Люди платят за надежду, что смерть – это не конец. Что за порогом есть кто-то, кто ждёт, слушает, помнит. Что их слёзы не упали в пустоту.
Она всегда знала: люди плачут не оттого, что верят.
Люди плачут оттого, что не могут поверить до конца, и от этого им становится так страшно, что слёзы сами бегут по щекам, оставляя мокрые следы на пудре. Мадам Помпадур видела эти следы каждый вечер. Каждый вечер она брала батистовый платок, надушенный розовой водой, и промокала темное кружево перчаток, на котором оставалась тушь и чужая тоска.
Она не верила в духов.
Но она верила в тоску – бездонную, тёмную, ту, что заставляет вдов приносить последние серьги, лишь бы услышать шёпот с того света. Тоска была настоящей. Тоска платила золотом.
***
Особняк на Фонтанке, который городские сплетники уже окрестили «Помпадурским гнездом», встречал гостей ровно в девять.
У подъезда уже толпились извозчики, переговаривались вполголоса и косились на окна первого этажа. Там, за тяжёлыми портьерами цвета запёкшейся крови, горели свечи. Свет сочился сквозь щели, дрожал, переливался, и редкий прохожий не замедлял шага, провожая взглядом этот таинственный, манящий огонь.
Внутри было тепло, почти душно.
Медные канделябры, привезённые когда-то с Лиговского аукциона еще в годы нужды, тонули в воске десятков свечей. Пахло ванилью, миртом и слегка сыростью, которая в октябре забиралась даже в самые богатые дома Петербурга.

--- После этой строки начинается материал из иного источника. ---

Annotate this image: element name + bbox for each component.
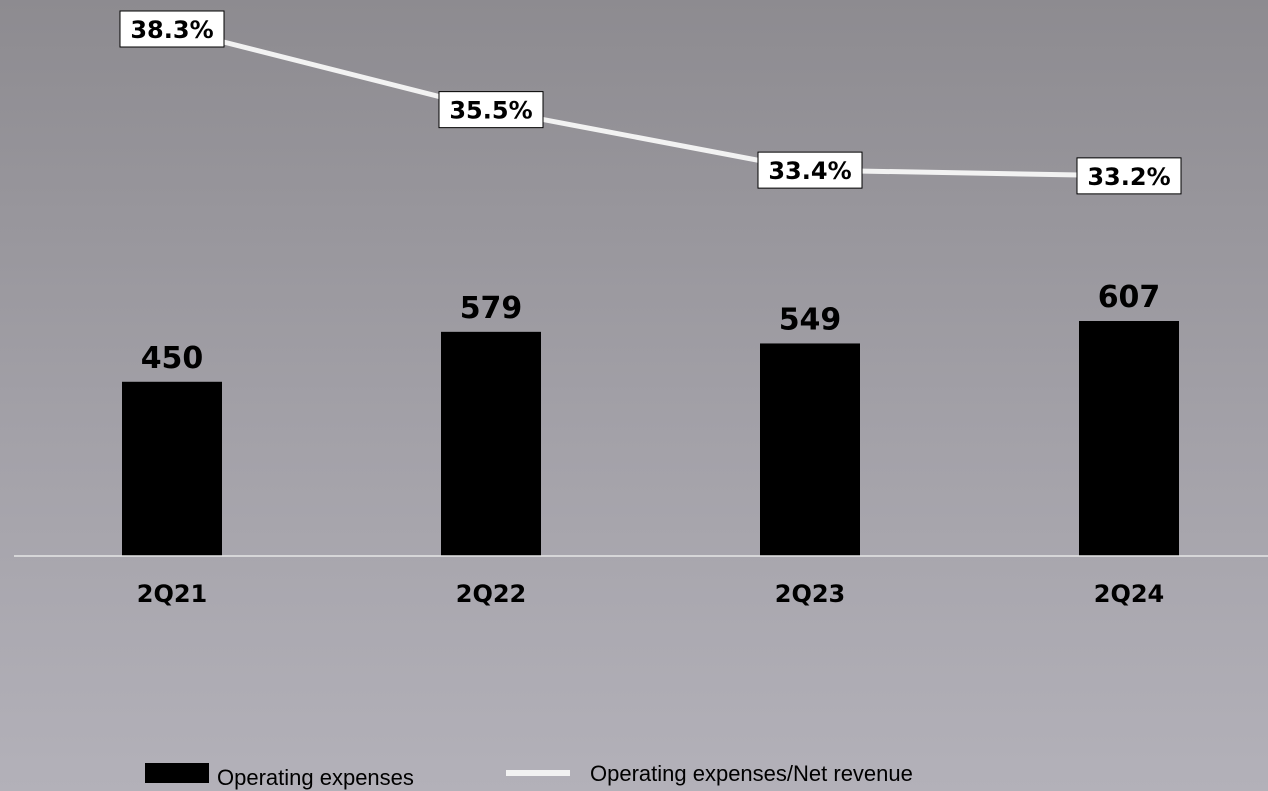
ratio-point-2q23: 33.4%: [757, 151, 863, 189]
bar-value-label-2q24: 607: [1098, 280, 1161, 315]
x-tick-label-2q22: 2Q22: [456, 580, 527, 608]
bar-value-label-2q21: 450: [141, 341, 204, 376]
ratio-line-layer: [171, 26, 1130, 179]
legend-item-ratio: Operating expenses/Net revenue: [506, 761, 913, 786]
legend-label-ratio: Operating expenses/Net revenue: [590, 761, 913, 786]
bar-value-labels: 450 579 549 607: [141, 280, 1161, 376]
legend-swatch-operating-expenses: [145, 763, 209, 783]
bars-layer: [122, 321, 1179, 556]
bar-2q24: [1079, 321, 1179, 556]
ratio-point-2q24: 33.2%: [1076, 157, 1182, 195]
legend-item-operating-expenses: Operating expenses: [145, 763, 414, 790]
ratio-value-label-2q21: 38.3%: [130, 16, 213, 44]
legend-label-operating-expenses: Operating expenses: [217, 765, 414, 790]
bar-2q22: [441, 331, 541, 556]
ratio-value-label-2q24: 33.2%: [1087, 163, 1170, 191]
ratio-value-labels: 38.3% 35.5% 33.4% 33.2%: [119, 10, 1182, 195]
x-tick-label-2q23: 2Q23: [775, 580, 846, 608]
bar-2q21: [122, 381, 222, 556]
ratio-point-2q22: 35.5%: [438, 91, 544, 129]
ratio-label-box-2q22: [438, 91, 544, 129]
x-tick-label-2q21: 2Q21: [137, 580, 208, 608]
ratio-point-2q21: 38.3%: [119, 10, 225, 48]
ratio-label-box-2q21: [119, 10, 225, 48]
ratio-label-box-2q24: [1076, 157, 1182, 195]
ratio-value-label-2q22: 35.5%: [449, 97, 532, 125]
x-tick-label-2q24: 2Q24: [1094, 580, 1165, 608]
legend: Operating expenses Operating expenses/Ne…: [145, 761, 913, 790]
bar-value-label-2q23: 549: [779, 302, 842, 337]
bar-2q23: [760, 343, 860, 556]
ratio-line: [171, 26, 1130, 179]
bar-value-label-2q22: 579: [460, 291, 523, 326]
ratio-value-label-2q23: 33.4%: [768, 157, 851, 185]
ratio-label-box-2q23: [757, 151, 863, 189]
x-tick-labels: 2Q21 2Q22 2Q23 2Q24: [137, 580, 1165, 608]
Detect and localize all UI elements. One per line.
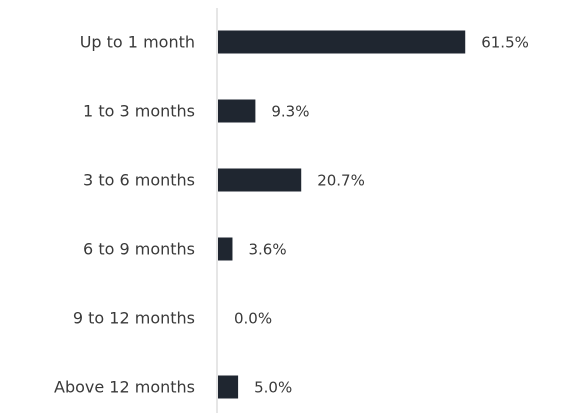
value-label: 3.6% [248,241,286,259]
value-label: 9.3% [271,103,309,121]
category-label: Above 12 months [54,378,195,397]
bar [218,168,302,192]
value-label: 61.5% [481,34,529,52]
bar [218,237,233,261]
value-label: 0.0% [234,310,272,328]
bar [218,99,256,123]
bar [218,375,239,399]
category-label: 1 to 3 months [83,102,195,121]
category-label: 6 to 9 months [83,240,195,259]
category-label: Up to 1 month [80,33,195,52]
value-label: 5.0% [254,379,292,397]
bar [218,30,466,54]
value-label: 20.7% [317,172,365,190]
category-label: 9 to 12 months [73,309,195,328]
category-label: 3 to 6 months [83,171,195,190]
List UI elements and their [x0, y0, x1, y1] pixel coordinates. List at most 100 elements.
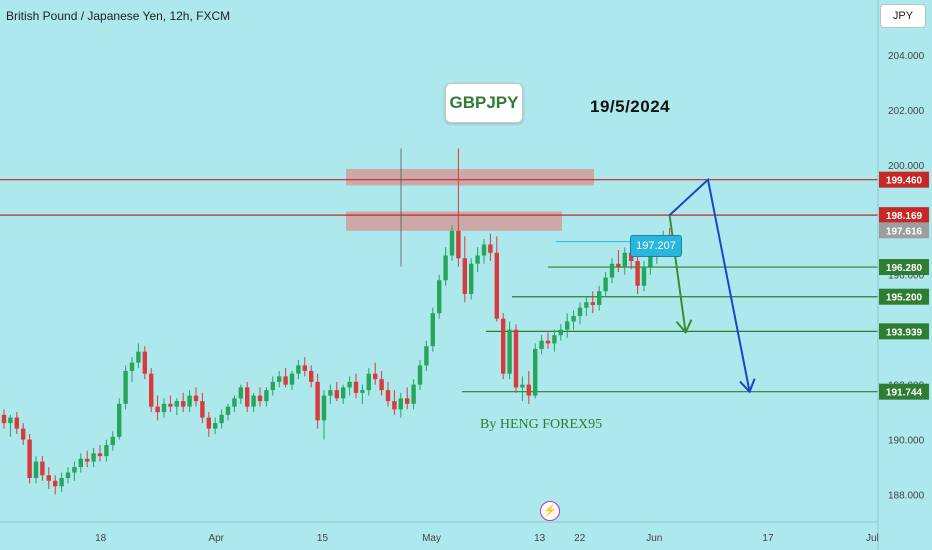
candle-body [449, 230, 455, 256]
symbol-badge: GBPJPY [445, 83, 523, 123]
candle-body [430, 313, 435, 347]
candle-body [552, 335, 557, 344]
candle-body [545, 340, 551, 344]
chart-title: British Pound / Japanese Yen, 12h, FXCM [6, 9, 231, 23]
candle-body [360, 390, 365, 393]
date-annotation: 19/5/2024 [590, 97, 671, 116]
candle-body [366, 373, 371, 391]
time-tick-label: 18 [95, 533, 107, 544]
level-price-tag [879, 288, 929, 305]
candle-body [142, 351, 147, 374]
candle-body [565, 321, 570, 330]
candle-body [181, 401, 186, 407]
time-tick-label: May [422, 533, 441, 544]
candle-body [590, 302, 595, 305]
candlesticks [1, 148, 672, 495]
candle-body [405, 398, 410, 404]
projection-arrows [668, 177, 756, 394]
candle-body [417, 365, 423, 385]
candle-body [321, 395, 327, 421]
candle-body [622, 252, 627, 267]
candle-body [424, 346, 429, 366]
candle-body [334, 390, 339, 399]
candle-body [469, 263, 474, 294]
candle-body [27, 439, 32, 479]
candle-body [213, 423, 218, 429]
candle-body [309, 370, 314, 382]
resistance-zone [346, 211, 562, 231]
candle-body [475, 255, 480, 264]
horizontal-levels [0, 179, 878, 393]
price-tick-label: 200.000 [888, 161, 925, 172]
candle-body [161, 403, 167, 413]
level-price-tag [879, 207, 929, 224]
candle-body [526, 384, 531, 396]
candle-body [97, 453, 103, 457]
candle-body [513, 329, 519, 388]
level-price-label: 196.280 [886, 263, 923, 274]
candle-body [85, 458, 90, 462]
candle-body [46, 475, 51, 481]
candle-body [494, 252, 499, 319]
level-price-tag [879, 259, 929, 276]
candle-body [40, 461, 45, 476]
candle-body [155, 406, 160, 413]
candle-body [277, 376, 282, 382]
price-tick-label: 202.000 [888, 106, 925, 117]
candle-body [8, 417, 13, 424]
time-tick-label: 15 [317, 533, 329, 544]
candle-body [53, 480, 58, 487]
level-price-tag [879, 222, 929, 239]
projection-arrow [668, 177, 751, 392]
price-tick-label: 190.000 [888, 436, 925, 447]
candle-body [59, 478, 64, 487]
candle-body [200, 401, 205, 418]
candle-body [558, 329, 563, 336]
candle-body [225, 406, 231, 415]
candle-body [488, 244, 493, 253]
candle-body [245, 387, 250, 407]
candle-body [507, 329, 512, 374]
candle-body [353, 381, 359, 393]
candle-body [398, 398, 403, 410]
candle-body [539, 340, 544, 349]
candle-body [78, 458, 83, 468]
candle-body [206, 417, 211, 429]
candle-body [456, 230, 461, 259]
candle-body [443, 255, 448, 281]
candle-body [462, 258, 467, 294]
projection-arrow [668, 214, 687, 333]
candle-body [648, 255, 653, 267]
candle-body [1, 414, 7, 424]
time-tick-label: 17 [762, 533, 774, 544]
price-tick-label: 196.000 [888, 271, 925, 282]
author-annotation: By HENG FOREX95 [480, 417, 603, 432]
candle-body [123, 370, 128, 404]
level-price-tag [879, 383, 929, 400]
candle-body [264, 390, 269, 402]
candle-body [501, 318, 506, 374]
candle-body [481, 244, 487, 256]
currency-button[interactable]: JPY [880, 4, 926, 28]
candle-body [302, 365, 307, 371]
candle-body [65, 472, 71, 479]
candle-body [168, 403, 173, 407]
level-price-label: 199.460 [886, 176, 923, 187]
candle-body [392, 401, 397, 410]
candle-body [232, 398, 237, 407]
price-tick-label: 188.000 [888, 491, 925, 502]
level-price-tag [879, 171, 929, 188]
candle-body [411, 384, 416, 404]
candle-body [129, 362, 135, 371]
candle-body [379, 379, 384, 391]
time-tick-label: Jul [866, 533, 879, 544]
candle-body [33, 461, 39, 479]
candle-body [571, 315, 576, 322]
candle-body [174, 401, 179, 407]
level-price-tag [879, 323, 929, 340]
candle-body [289, 373, 295, 385]
lightning-logo-icon[interactable]: ⚡ [540, 501, 560, 521]
candle-body [341, 387, 346, 399]
candle-body [635, 261, 640, 286]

Тёмно-бордовые бархатные драпировки делали гостиную похожей на внутренность старинной шкатулки с секретом. Мебель красного дерева поблёскивала в полумраке лаковыми боками. На стенах из штофа теснились итальянские виды: неизменные кипарисы и развалины. Полотна были куплены на вернисаже за бесценок у полуголодного художника. Он клялся, что это подлинный Каналетто, мадам Помпадур рассмеялась ему в лицо, но картины взяла. Они создавали нужное настроение – сладкой, благородной печали.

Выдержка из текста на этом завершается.